Aaron, tu décris le disque comme “un voyage qui commence par le fait d’avoir été abusé par certaines personnes, en passant par des sentiments de vengeance et des questions de doute, avant de se terminer par une réflexion sur soi et une révélation”. On en revient une nouvelle à ce sentiment à cette idée de concept avec l’atmosphère qui se dégage de cet album. Mais pourquoi était-il nécessaire de parler de ces traumatismes ? Est-ce que cet album est une psychothérapie, comme un album cathartique ?
Aaron : Oui ! Complétement !
La santé mentale et le mal-être sont un fil conducteur dans ma vie
Et ces traumatismes évoqués relèvent du vécu ?
Aaron : J’ai un peu plus exploré. Par exemple, le morceau de ‘Banshee’ n’est pas forcément du vécu. Les paroles sont venues après la musique, ce qui n’est pas toujours le cas.
Mais on parlait du fil conducteur tout à l’heure, la santé mentale et le mal-être sont un fil conducteur dans ma vie ou tout du moins dans ce que j’ai pu vivre par le passé…
… « par le passé », cela signifie que peut-être grâce à la musique et son aspect cathartique, est-ce que tu es mieux aujourd’hui ?
Aaron : Oui, oui ! Parfois, j’étais assez surpris de ce qui sortait quand j’écrivais. Je me rendais compte en fait à quel point j’allais mal, et finalement j’ai fini par me faire soigner et heureusement, ça va mieux aujourd’hui ! Mais oui, ça aide beaucoup et c’est très connu que d’écrire, c’est magnifique.

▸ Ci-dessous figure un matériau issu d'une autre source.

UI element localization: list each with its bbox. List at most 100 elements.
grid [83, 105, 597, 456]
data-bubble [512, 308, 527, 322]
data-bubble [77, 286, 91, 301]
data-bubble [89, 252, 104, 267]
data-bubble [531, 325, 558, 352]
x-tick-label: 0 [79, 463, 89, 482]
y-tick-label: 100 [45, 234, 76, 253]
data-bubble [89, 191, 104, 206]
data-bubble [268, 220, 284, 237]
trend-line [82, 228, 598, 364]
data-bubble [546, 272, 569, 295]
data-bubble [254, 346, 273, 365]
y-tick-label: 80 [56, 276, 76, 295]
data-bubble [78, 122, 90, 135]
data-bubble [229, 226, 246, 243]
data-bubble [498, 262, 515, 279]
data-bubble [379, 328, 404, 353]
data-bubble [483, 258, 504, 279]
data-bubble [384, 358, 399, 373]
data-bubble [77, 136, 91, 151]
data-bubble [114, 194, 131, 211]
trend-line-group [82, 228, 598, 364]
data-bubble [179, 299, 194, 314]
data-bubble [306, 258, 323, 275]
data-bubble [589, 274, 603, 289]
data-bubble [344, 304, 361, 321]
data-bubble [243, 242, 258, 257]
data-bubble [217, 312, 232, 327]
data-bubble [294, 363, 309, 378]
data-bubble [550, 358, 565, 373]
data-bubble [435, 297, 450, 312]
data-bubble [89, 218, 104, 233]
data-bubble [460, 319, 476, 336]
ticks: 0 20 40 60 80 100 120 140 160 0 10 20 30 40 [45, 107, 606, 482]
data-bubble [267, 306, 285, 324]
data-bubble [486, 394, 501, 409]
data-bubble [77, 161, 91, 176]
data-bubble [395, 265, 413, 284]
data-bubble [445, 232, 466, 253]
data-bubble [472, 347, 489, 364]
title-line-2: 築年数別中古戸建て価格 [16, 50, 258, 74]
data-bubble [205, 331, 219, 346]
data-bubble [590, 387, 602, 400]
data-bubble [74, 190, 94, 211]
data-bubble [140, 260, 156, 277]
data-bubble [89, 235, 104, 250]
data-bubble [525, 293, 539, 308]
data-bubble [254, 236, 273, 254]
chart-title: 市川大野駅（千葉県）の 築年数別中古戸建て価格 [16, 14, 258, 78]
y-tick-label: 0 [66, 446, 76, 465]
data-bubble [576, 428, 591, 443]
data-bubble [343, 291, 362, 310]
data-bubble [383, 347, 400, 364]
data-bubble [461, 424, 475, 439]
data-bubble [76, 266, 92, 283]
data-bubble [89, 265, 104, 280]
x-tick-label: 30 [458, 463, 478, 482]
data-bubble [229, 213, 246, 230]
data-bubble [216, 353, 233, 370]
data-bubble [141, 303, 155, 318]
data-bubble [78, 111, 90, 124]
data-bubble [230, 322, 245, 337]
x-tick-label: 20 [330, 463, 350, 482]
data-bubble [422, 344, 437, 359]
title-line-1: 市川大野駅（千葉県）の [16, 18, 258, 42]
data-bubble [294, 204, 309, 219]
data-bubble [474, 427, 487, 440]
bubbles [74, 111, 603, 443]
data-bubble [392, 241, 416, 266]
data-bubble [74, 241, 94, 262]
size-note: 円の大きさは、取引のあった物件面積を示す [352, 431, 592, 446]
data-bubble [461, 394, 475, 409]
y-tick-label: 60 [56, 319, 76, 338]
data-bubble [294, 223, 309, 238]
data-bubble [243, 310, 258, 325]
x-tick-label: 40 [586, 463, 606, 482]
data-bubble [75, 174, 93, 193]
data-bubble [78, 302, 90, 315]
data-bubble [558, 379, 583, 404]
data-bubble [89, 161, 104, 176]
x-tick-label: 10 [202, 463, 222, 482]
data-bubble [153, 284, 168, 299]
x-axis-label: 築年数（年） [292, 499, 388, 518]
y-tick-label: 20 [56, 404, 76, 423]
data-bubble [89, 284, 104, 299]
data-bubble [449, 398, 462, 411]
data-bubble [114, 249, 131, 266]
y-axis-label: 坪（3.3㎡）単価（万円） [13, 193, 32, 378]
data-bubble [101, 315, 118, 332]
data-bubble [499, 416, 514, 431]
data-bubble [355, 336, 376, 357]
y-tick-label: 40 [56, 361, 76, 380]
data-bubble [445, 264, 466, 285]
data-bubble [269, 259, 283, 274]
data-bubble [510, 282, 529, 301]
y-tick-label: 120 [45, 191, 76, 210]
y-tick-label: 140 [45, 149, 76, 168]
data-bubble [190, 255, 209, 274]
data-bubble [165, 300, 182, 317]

Je voulais avoir une sorte de personnalité publique mais maintenant, je m’en fous !
A l’inverse, ne crains-tu pas de trop te dévoiler en te mettant ainsi à nu ?
Aaron : Quand j’étais plus jeune, j’avais peur de ça. Je voulais avoir une sorte de personnalité publique mais maintenant, je m’en fous !
Aaron tu définis ce disque comme sadique. Est-ce que vous aimez être sadique et faire mal aux oreilles de l’auditeur ?
Luka : Ça arrive (Rires) ! En termes de son, ça a pu arriver de vraiment chercher le désagréable. Sur certains morceaux, je pense notamment à ‘Good Morning’, il y a une volonté de retranscrire des émotions, des sensations qui ne sont pas forcément agréables et donc oui, être un peu sadique avec les oreilles des gens, pourquoi pas…
Tu évoquais ‘Good Morning’ qui est un pied de nez aux conventions, alors qu’on s’attend à quelque chose de doux, ce n’est finalement pas le cas…
Luka : C’est pour ça qu’on a choisi ce titre. Le morceau avait été complètement écrit et on cherchait le titre et Aaron a eu cette idée.
Cet album est sombre, mais semble déboucher sur une forme d’acceptation. Est-ce que c’est ça être humain : accepter plutôt que de se venger ?
Luka : En tout cas, c’est aussi ce que je ressens en écoutant l’album de A à Z. On parlait de fil conducteur tout à l’heure, je ne pense pas que c’était voulu, mais tel que les titres ont été agencés dans l’album, je trouve que c’est un peu ça qui en ressort. A savoir qu’il a un trop-plein de mal-être au début mais qui finit par être une sorte d’acceptation.
Si ça devait être un concept album, ce serait un concept album sur la torture mentale, la santé mentale…

On en revient encore et toujours à cette notion de concept qui se ressent avec notamment l’agencement des titres…
Luka : … Mais c’était totalement involontaire.
Steeves : Si on doit parler de concept, souvent l’écriture d’un concept album se fait en racontant une histoire assez concrète. Dans le cas présent, comme l’a dit Aaron tout à l’heure, si ça devat être un concept album, ce serait un concept album sur la torture mentale, la santé mentale… chaque morceau racontant une pièce de ça.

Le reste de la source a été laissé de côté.